Ce Traité a également pour objet de favoriser le développement des échanges transfrontaliers des œuvres en format accessible entre des organisations fournissant des services aux aveugles, déficients visuels et personnes ayant des difficultés de lecture des textes imprimés. Ce partage d’œuvres en format accessible devrait augmenter globalement le nombre d’œuvres disponibles dans la mesure où il éliminera le chevauchement d’activités. Le Traité est censé garantir aux auteurs et aux éditeurs que le système n’exposera pas leurs œuvres publiées à un usage abusif ou à la distribution à des personnes autres que les bénéficiaires visés et qu'il ne sera pas porté atteinte à l’exploitation normale de l’œuvre ni causé de préjudice injustifié aux intérêts légitimes du titulaire du droit. Ce Traité entrera en vigueur après qu’il aura été ratifié par vingt États membres de l’Organisation. Le Gouvernement français a toutefois décidé d'anticiper cette ratification et de prendre dès à présent des dispositions législatives en ce sens.

Après consultation de l’ensemble des acteurs concernés, un premier projet de texte a été élaboré conjointement par les services du Ministère de la Culture et de la Communication et ceux du Ministère des Affaires sociales et de la Santé, sur la base des premiers arbitrages opérés par les cabinets de ces deux ministères.
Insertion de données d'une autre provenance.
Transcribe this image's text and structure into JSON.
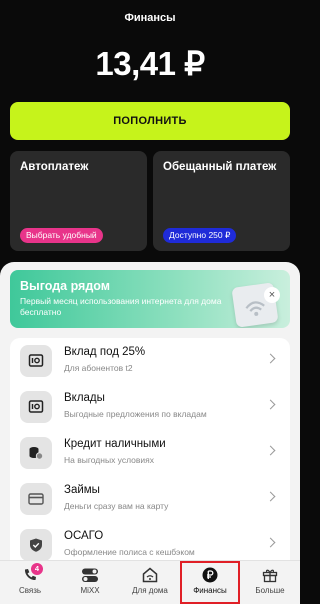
{
  "header": {
    "title": "Финансы"
  },
  "balance": {
    "amount": "13,41 ₽"
  },
  "topup": {
    "label": "ПОПОЛНИТЬ"
  },
  "cards": [
    {
      "title": "Автоплатеж",
      "pill": "Выбрать удобный",
      "pill_color": "#e8348a"
    },
    {
      "title": "Обещанный платеж",
      "pill": "Доступно 250 ₽",
      "pill_color": "#1f2bd8"
    }
  ],
  "promo": {
    "title": "Выгода рядом",
    "subtitle": "Первый месяц использования интернета для дома бесплатно",
    "close": "×"
  },
  "services": [
    {
      "title": "Вклад под 25%",
      "subtitle": "Для абонентов t2",
      "icon": "safe-icon"
    },
    {
      "title": "Вклады",
      "subtitle": "Выгодные предложения по вкладам",
      "icon": "safe-icon"
    },
    {
      "title": "Кредит наличными",
      "subtitle": "На выгодных условиях",
      "icon": "coins-icon"
    },
    {
      "title": "Займы",
      "subtitle": "Деньги сразу вам на карту",
      "icon": "card-icon"
    },
    {
      "title": "ОСАГО",
      "subtitle": "Оформление полиса с кешбэком",
      "icon": "shield-icon"
    }
  ],
  "nav": {
    "items": [
      {
        "label": "Связь",
        "icon": "phone-icon",
        "badge": "4"
      },
      {
        "label": "MiXX",
        "icon": "toggle-icon"
      },
      {
        "label": "Для дома",
        "icon": "home-wifi-icon"
      },
      {
        "label": "Финансы",
        "icon": "ruble-icon",
        "active": true
      },
      {
        "label": "Больше",
        "icon": "gift-icon"
      }
    ]
  },
  "colors": {
    "accent": "#c6f31b",
    "active_outline": "#e01f26",
    "pink": "#e8348a",
    "blue": "#1f2bd8"
  }
}
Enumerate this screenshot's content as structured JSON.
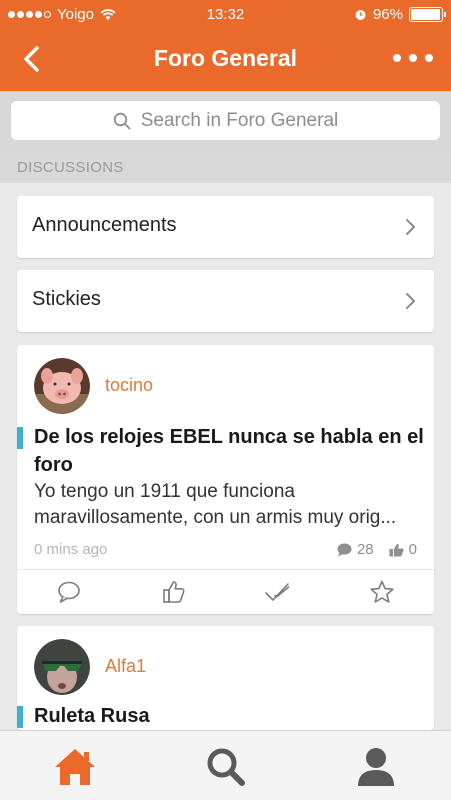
{
  "status_bar": {
    "carrier": "Yoigo",
    "time": "13:32",
    "battery": "96%",
    "battery_level": 0.96
  },
  "nav": {
    "title": "Foro General",
    "back_icon": "chevron-left-icon",
    "more_icon": "ellipsis-icon"
  },
  "search": {
    "placeholder": "Search in Foro General"
  },
  "section": {
    "label": "DISCUSSIONS"
  },
  "categories": [
    {
      "label": "Announcements"
    },
    {
      "label": "Stickies"
    }
  ],
  "posts": [
    {
      "author": "tocino",
      "title_line1": "De los relojes EBEL nunca se habla en el",
      "title_line2": "foro",
      "excerpt_line1": "Yo tengo un 1911 que funciona",
      "excerpt_line2": "maravillosamente, con un armis muy orig...",
      "time": "0 mins ago",
      "comments": "28",
      "likes": "0"
    },
    {
      "author": "Alfa1",
      "title_line1": "Ruleta Rusa"
    }
  ],
  "tabs": [
    {
      "name": "home",
      "icon": "home-icon",
      "active": true
    },
    {
      "name": "search",
      "icon": "search-icon",
      "active": false
    },
    {
      "name": "profile",
      "icon": "user-icon",
      "active": false
    }
  ],
  "colors": {
    "accent": "#e96a2a",
    "author": "#e27a3a",
    "unread_bar": "#3bb0cf",
    "background": "#e9e9e9"
  }
}
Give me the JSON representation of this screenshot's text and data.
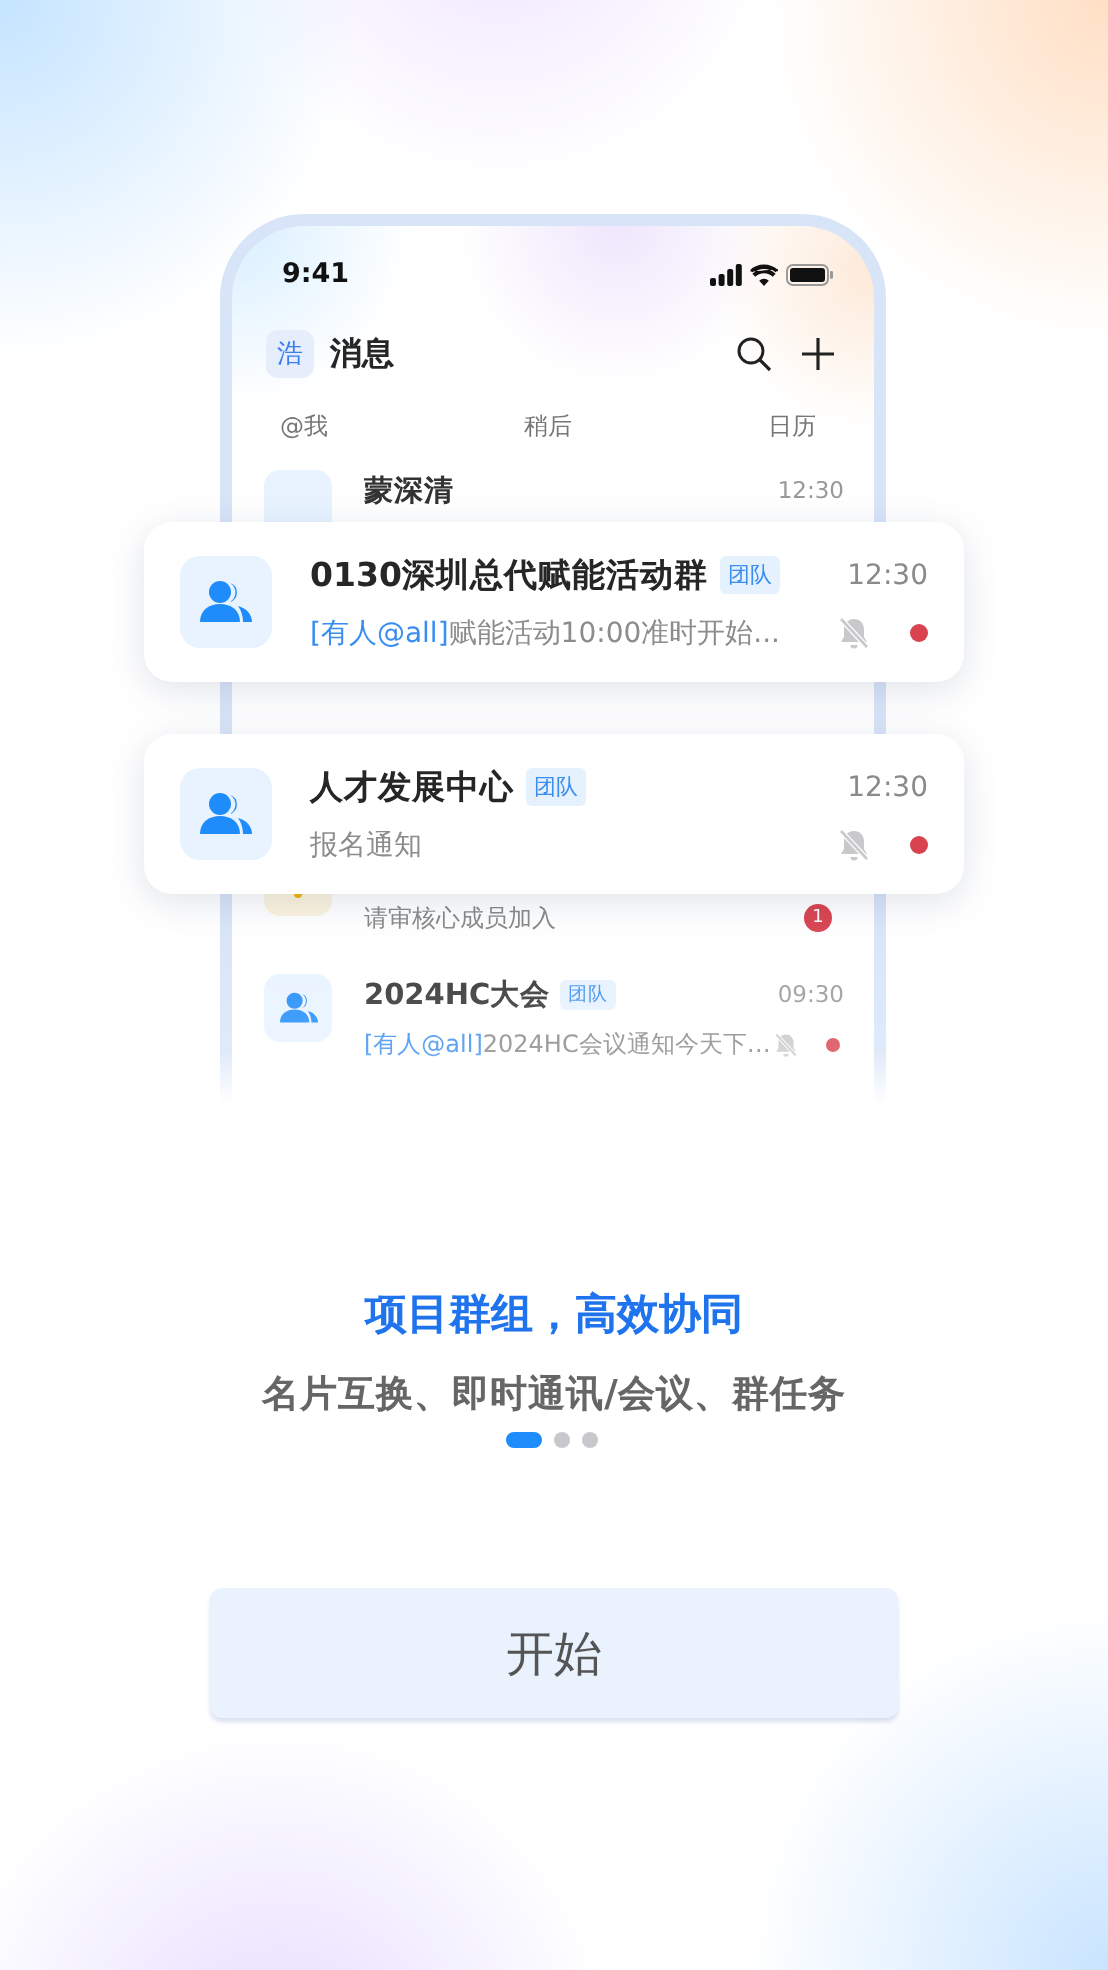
{
  "phone": {
    "status_time": "9:41",
    "header": {
      "avatar": "浩",
      "title": "消息"
    },
    "tabs": [
      {
        "label": "@我"
      },
      {
        "label": "稍后"
      },
      {
        "label": "日历"
      }
    ],
    "rows": [
      {
        "kind": "contact",
        "name": "蒙深清",
        "time": "12:30"
      },
      {
        "kind": "notice",
        "preview": "请审核心成员加入",
        "badge": "1"
      },
      {
        "kind": "group",
        "name": "2024HC大会",
        "tag": "团队",
        "time": "09:30",
        "mention": "[有人@all]",
        "preview": "2024HC会议通知今天下…",
        "muted": true,
        "unread": true
      }
    ]
  },
  "cards": [
    {
      "name": "0130深圳总代赋能活动群",
      "tag": "团队",
      "time": "12:30",
      "mention": "[有人@all]",
      "preview": "赋能活动10:00准时开始...",
      "muted": true,
      "unread": true
    },
    {
      "name": "人才发展中心",
      "tag": "团队",
      "time": "12:30",
      "preview": "报名通知",
      "muted": true,
      "unread": true
    }
  ],
  "headline": "项目群组，高效协同",
  "subtitle": "名片互换、即时通讯/会议、群任务",
  "pager": [
    {
      "selected": true
    },
    {
      "selected": false
    },
    {
      "selected": false
    }
  ],
  "start_button": "开始"
}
Ces arbitrages ont été annoncés lors de la manifestation « Culture et Handicap » du 14 janvier 2014.

Quatre points y sont principalement abordés : l’élargissement du périmètre des bénéficiaires de l’exception (déficients non visuels en particulier), la transmission des fichiers numériques par les éditeurs dans un format réellement adaptatif, la mutualisation des œuvres adaptées entre établissements agréés (y compris la BnF), et la transposition des accords de l’OMPI (Traité de Marrakech) sur la distribution transfrontalière des œuvres adaptées.

La concertation avec l'ensemble des acteurs concernés se poursuit. Ces nouvelles mesures devraient être intégrées au projet de loi relatif à la création artistique (LORCA), qui pourrait être déposé au printemps 2014 au Parlement.